By Parts Is Not Recommended

Relevant wiki: Integration Tricks

$\text{Using the Identity : } \displaystyle \int_{a}^{b} f(x)\cdot dx = \displaystyle \int_{a}^{b} f(a+b-x)\cdot dx \\ I = \displaystyle \int_{0}^{\pi} \sin{x} \cdot \ln{\left( \cot{\frac{x}{2}}\right)}\cdot dx \\ I = \displaystyle \int_{0}^{\pi} \sin{(\pi - x)} \cdot \ln{\left( \cot{\frac{\pi-x}{2}}\right)}\cdot dx \\ \text{Add the two integrals } \\ 2I= \displaystyle \int_{0}^{\pi} \sin{x} \cdot \ln{1} \cdot dx \\ \boxed{I = 0}$

the d theta is meant to be a du, and du is meant to be d theta for 1st piece of the problem as we're solving for d theta.

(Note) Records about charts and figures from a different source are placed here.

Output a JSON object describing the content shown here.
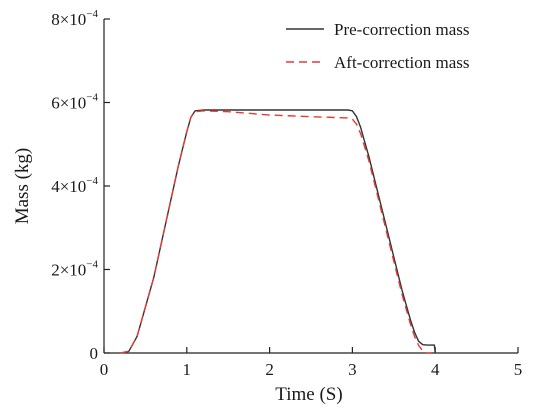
{
  "chart_data": {
    "type": "line",
    "title": "",
    "xlabel": "Time (S)",
    "ylabel": "Mass (kg)",
    "xlim": [
      0,
      5
    ],
    "ylim": [
      0,
      0.0008
    ],
    "grid": false,
    "legend_position": "top-right",
    "x_ticks": [
      {
        "value": 0,
        "label": "0"
      },
      {
        "value": 1,
        "label": "1"
      },
      {
        "value": 2,
        "label": "2"
      },
      {
        "value": 3,
        "label": "3"
      },
      {
        "value": 4,
        "label": "4"
      },
      {
        "value": 5,
        "label": "5"
      }
    ],
    "y_ticks": [
      {
        "value": 0,
        "label": "0",
        "mantissa": "0",
        "exponent": ""
      },
      {
        "value": 0.0002,
        "label": "2×10⁻⁴",
        "mantissa": "2×10",
        "exponent": "−4"
      },
      {
        "value": 0.0004,
        "label": "4×10⁻⁴",
        "mantissa": "4×10",
        "exponent": "−4"
      },
      {
        "value": 0.0006,
        "label": "6×10⁻⁴",
        "mantissa": "6×10",
        "exponent": "−4"
      },
      {
        "value": 0.0008,
        "label": "8×10⁻⁴",
        "mantissa": "8×10",
        "exponent": "−4"
      }
    ],
    "series": [
      {
        "name": "Pre-correction mass",
        "color": "#333333",
        "style": "solid",
        "x": [
          0.2,
          0.3,
          0.4,
          0.5,
          0.6,
          0.7,
          0.8,
          0.9,
          1.0,
          1.05,
          1.1,
          1.2,
          1.5,
          2.0,
          2.5,
          2.95,
          3.0,
          3.05,
          3.1,
          3.2,
          3.3,
          3.4,
          3.5,
          3.6,
          3.7,
          3.75,
          3.8,
          3.85,
          3.9,
          3.95,
          3.99,
          4.0
        ],
        "y": [
          0,
          4e-06,
          4e-05,
          0.00011,
          0.00018,
          0.00027,
          0.00036,
          0.00045,
          0.00053,
          0.000565,
          0.00058,
          0.000582,
          0.000582,
          0.000582,
          0.000582,
          0.000582,
          0.00058,
          0.000566,
          0.00054,
          0.00047,
          0.00039,
          0.00031,
          0.00023,
          0.00015,
          8e-05,
          5e-05,
          2.8e-05,
          2e-05,
          1.9e-05,
          1.9e-05,
          1.9e-05,
          0
        ]
      },
      {
        "name": "Aft-correction mass",
        "color": "#e53935",
        "style": "dashed",
        "x": [
          0.2,
          0.3,
          0.4,
          0.5,
          0.6,
          0.7,
          0.8,
          0.9,
          1.0,
          1.05,
          1.1,
          1.2,
          1.5,
          2.0,
          2.5,
          2.95,
          3.0,
          3.05,
          3.1,
          3.2,
          3.3,
          3.4,
          3.5,
          3.6,
          3.7,
          3.75,
          3.8,
          3.85,
          3.9,
          3.95
        ],
        "y": [
          0,
          4e-06,
          4e-05,
          0.00011,
          0.00018,
          0.00027,
          0.00036,
          0.00045,
          0.00053,
          0.000565,
          0.000578,
          0.00058,
          0.000578,
          0.00057,
          0.000566,
          0.000563,
          0.00056,
          0.000548,
          0.000525,
          0.00046,
          0.00038,
          0.0003,
          0.00022,
          0.00014,
          7e-05,
          4e-05,
          1.8e-05,
          5e-06,
          0,
          0
        ]
      }
    ]
  }
}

First, make that arguments of the trigonometric functions identical to $\frac{x}{2}=y$ , replace $\cot y = \frac{\cos y}{\sin y}$ , and distribute the logarithm: $\sin x \cdot \ln\left(\cot\frac{x}{2}\right) = 2 \sin y \cos y \ln \cos y - 2 \sin y \cos y \ln \sin y$ Using that $\sin y = \cos(\pi/2-y)$ , and similarly $\cos y = \sin(\pi/2-y)$ , this rewrites into $= 2 \sin y \cos y \ln \cos y - 2 \sin(\pi/2-y) \cos(\pi/2-y) \ln \cos(\pi/2-y)$ Now, observe that $y$ ranges from $0$ to $\pi/2$ , and that $\int_0^{\frac{\pi}{2}} f(y)\ dy = \int_0^{\frac{\pi}{2}} f(\pi/2 -y)\ dy$ . Thus, we find $\int_0^{\frac{\pi}{2}} 2 \sin y \cos y \ln \cos y\ dy = \int_0^{\frac{\pi}{2}} 2 \sin(\pi/2-y) \cos(\pi/2-y) \ln \cos(\pi/2-y)\ dy$ Hence, we have $\int_0^{\pi} \sin x\cdot\ln\left(\cot\frac{x}{2}\right) dx = 0$

The integrand is symmetrical respect to $x=\frac{\pi}2$ then the integral is 0.